Friday, March 29, 2013

'A Recital of Sacred and Classical Music' of Organist Dr. Grant D. Venerable, II Includes 'Reverie' of William Grant Still

Dr. Grant D. Venerable, II on Biography, Life in Music and Organ Recital:

Grant Delbert Venerable II is native to Los Angeles, California. His father Grant D. Venerable (1904-1986), mathematician-civil engineer, was a cornetist and tenor vocalist and his mother Thelma Scott Venerable (1916-1950) was an accomplished organist and homemaker.

Young Venerable was trained on the piano by Mmes. Dovie Steward and Harriette Williamson (childhood and teen years) and introduced to the organ by William Grant Carter and Ivy Lee Beard (1960s). He attended UCLA (B.S., Chemistry) and the University of Chicago (Ph.D., Physical Chemistry). He taught chemistry at Cal Poly in San Luis Obispo and the University of California at Santa Cruz (1970s) and worked in Silicon Valley industry (1980s) before being called to the College of Ethnic Studies, San Francisco State University to teach the history and philosophy of science from the ancient Nile Valley to modern times (1990s).

Grant Venerable was organist for Congregational-UCC churches in northern California (1980s-1990s) and concertized in his unique improvisational style accented by rich tone colorings. From 1996 until his retirement in 2011, he was a senior academic officer at Chicago State University, Morris Brown College (Atlanta), and Lincoln University of Pennsylvania (as provost and senior vice president). In Chicago he was affiliated with the First Unitarian Church and his family's Episcopal Church of St. Edmund and served on the Boards of CityQuest and Brent House, the Episcopal Chaplain's Center at The University of Chicago.

This CD may be ordered at Tel 928 526-9355 or at website or by email at

This recital entitled, “Bach, Rhythm and Soul – Celebrating the Journey with Kith and Kin,” offers a musical portrait of formative moments in my life. The prelude piece, Let All Mortal Flesh Keep Silence, was intended not only to warm up the fingers, but also to display the range of the organ's impressive tonal resources – from soft celestial strings and majestic trumpets to its brilliant full organ sound. The W.G. Still piece recalls my meeting Judith Anne Still in 7th grade and her parents William Grant and Verna Arvey Still in their LA home where Reverie was composed.

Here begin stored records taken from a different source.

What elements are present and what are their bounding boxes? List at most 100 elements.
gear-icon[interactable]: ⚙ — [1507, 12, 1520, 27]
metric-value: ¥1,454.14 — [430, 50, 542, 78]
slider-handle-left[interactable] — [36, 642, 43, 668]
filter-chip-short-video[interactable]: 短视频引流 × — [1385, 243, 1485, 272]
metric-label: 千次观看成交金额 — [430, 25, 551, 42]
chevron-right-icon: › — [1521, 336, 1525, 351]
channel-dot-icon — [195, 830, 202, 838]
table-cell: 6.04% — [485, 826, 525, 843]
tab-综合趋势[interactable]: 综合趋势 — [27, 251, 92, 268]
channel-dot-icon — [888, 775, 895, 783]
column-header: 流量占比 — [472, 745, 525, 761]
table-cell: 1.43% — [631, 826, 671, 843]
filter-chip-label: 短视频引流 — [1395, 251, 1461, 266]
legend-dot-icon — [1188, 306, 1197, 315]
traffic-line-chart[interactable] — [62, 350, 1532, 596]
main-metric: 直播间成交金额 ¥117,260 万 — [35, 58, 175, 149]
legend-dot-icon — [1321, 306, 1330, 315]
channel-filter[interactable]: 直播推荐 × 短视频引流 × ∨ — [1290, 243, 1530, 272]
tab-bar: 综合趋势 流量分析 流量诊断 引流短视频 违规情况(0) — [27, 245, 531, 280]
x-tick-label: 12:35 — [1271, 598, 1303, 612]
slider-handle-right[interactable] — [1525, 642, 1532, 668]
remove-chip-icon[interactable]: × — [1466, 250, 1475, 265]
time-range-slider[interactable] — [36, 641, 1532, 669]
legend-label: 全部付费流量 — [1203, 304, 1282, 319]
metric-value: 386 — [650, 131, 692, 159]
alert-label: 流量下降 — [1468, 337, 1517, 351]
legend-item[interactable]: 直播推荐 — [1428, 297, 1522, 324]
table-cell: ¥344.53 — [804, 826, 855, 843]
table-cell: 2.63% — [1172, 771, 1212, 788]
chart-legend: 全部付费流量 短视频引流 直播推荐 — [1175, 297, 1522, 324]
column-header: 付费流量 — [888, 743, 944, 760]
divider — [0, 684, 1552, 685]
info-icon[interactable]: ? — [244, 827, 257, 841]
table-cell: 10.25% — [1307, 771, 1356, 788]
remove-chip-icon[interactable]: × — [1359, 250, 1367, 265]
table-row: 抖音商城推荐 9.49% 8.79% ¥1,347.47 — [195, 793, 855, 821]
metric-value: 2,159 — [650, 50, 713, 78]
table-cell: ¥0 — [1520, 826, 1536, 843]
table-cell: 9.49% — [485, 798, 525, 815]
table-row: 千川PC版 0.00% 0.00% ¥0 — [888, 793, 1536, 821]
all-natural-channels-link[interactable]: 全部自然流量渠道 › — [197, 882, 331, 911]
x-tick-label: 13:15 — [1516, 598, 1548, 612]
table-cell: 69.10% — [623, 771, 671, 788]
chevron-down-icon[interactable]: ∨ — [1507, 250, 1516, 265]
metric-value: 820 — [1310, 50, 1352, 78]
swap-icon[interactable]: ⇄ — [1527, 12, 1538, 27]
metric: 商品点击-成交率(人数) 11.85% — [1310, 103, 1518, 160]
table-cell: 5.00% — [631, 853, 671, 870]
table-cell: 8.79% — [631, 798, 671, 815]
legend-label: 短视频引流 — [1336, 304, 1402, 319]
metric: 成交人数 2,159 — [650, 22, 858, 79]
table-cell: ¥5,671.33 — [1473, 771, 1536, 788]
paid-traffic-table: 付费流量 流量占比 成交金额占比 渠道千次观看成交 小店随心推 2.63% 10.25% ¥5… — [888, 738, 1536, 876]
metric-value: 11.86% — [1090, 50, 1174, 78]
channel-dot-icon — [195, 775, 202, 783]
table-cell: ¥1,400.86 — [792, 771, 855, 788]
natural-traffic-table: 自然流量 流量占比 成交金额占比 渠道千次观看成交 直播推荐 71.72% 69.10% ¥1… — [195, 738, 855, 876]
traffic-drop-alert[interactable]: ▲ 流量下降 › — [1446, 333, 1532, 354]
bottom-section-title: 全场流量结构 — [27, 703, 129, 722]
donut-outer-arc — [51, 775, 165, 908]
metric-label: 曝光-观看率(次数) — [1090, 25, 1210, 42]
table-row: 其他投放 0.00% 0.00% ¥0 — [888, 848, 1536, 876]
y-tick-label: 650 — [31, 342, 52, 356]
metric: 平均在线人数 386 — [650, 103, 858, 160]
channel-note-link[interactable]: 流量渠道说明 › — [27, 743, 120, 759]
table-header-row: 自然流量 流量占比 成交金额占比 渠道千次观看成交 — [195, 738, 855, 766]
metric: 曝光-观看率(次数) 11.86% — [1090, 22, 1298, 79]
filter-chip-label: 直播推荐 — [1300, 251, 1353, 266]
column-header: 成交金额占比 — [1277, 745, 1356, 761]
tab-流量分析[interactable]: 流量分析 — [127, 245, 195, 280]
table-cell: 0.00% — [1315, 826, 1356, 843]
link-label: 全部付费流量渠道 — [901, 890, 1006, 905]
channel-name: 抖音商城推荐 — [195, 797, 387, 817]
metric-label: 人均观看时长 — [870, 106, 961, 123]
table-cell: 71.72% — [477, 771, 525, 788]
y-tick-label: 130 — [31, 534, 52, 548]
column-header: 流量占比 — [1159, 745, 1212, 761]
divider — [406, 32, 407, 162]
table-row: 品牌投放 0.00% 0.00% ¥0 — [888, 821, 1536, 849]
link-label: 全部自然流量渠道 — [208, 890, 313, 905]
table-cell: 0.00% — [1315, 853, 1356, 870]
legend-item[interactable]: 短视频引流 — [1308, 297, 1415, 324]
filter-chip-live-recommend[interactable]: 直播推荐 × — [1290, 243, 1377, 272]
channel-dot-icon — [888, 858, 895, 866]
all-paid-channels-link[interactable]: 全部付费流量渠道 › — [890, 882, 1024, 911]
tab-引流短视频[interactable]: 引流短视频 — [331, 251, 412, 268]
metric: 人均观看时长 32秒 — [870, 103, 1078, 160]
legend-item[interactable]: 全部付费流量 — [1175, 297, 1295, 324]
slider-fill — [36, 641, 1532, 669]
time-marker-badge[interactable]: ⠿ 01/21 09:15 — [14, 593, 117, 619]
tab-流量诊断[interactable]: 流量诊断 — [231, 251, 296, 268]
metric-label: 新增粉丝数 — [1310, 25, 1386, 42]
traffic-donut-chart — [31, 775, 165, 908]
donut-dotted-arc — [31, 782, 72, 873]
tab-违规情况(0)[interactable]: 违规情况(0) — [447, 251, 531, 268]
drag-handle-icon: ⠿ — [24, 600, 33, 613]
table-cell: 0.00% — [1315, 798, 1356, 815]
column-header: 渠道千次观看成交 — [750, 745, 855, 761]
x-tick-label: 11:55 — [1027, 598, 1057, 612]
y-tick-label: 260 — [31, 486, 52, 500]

The various sacred pieces were staples of my childhood upbringing in my family's African Methodist Episcopal (AME), Presbyterian, and Baptist heritage. I learned the Boellmann Toccata during my early years of teaching chemistry at Cal Poly. I have long relied on my musical performance as a tool for keeping mental, emotional, and spiritual balance. It is how I dissipate excess levels of stress. Music affords me entry to deep inside my soul even as it lets me stand outside of myself to achieve inspiration and insight.

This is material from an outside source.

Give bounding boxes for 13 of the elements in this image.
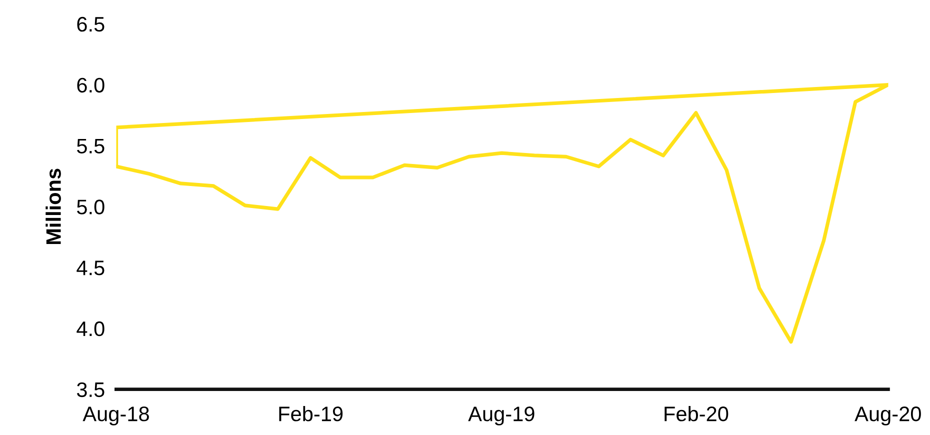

Preparing for the recital enabled my discovery of long-hidden aspects of my inner self, perhaps the most important being the source of my life energy as a musical artist. Even in doing science, I felt like an artist seeking unity in his creations. The October 6th recital was symbolic of the meaning of life experienced in the pieces played. Along with the sacred melodies, two pieces stand out: 1) The nearly haunting beauty of Reverie for organ by “Dean of African American composers” William Grant Still and 2) the symphonic-scale Chorale No. 3 in A Minor by Belgian-born Frenchman Cesar Franck. The whole meaning of life attached to the Still and Franck works shine like a bright star. The recital gave me a euphoric sense of completing one journey and beginning the next.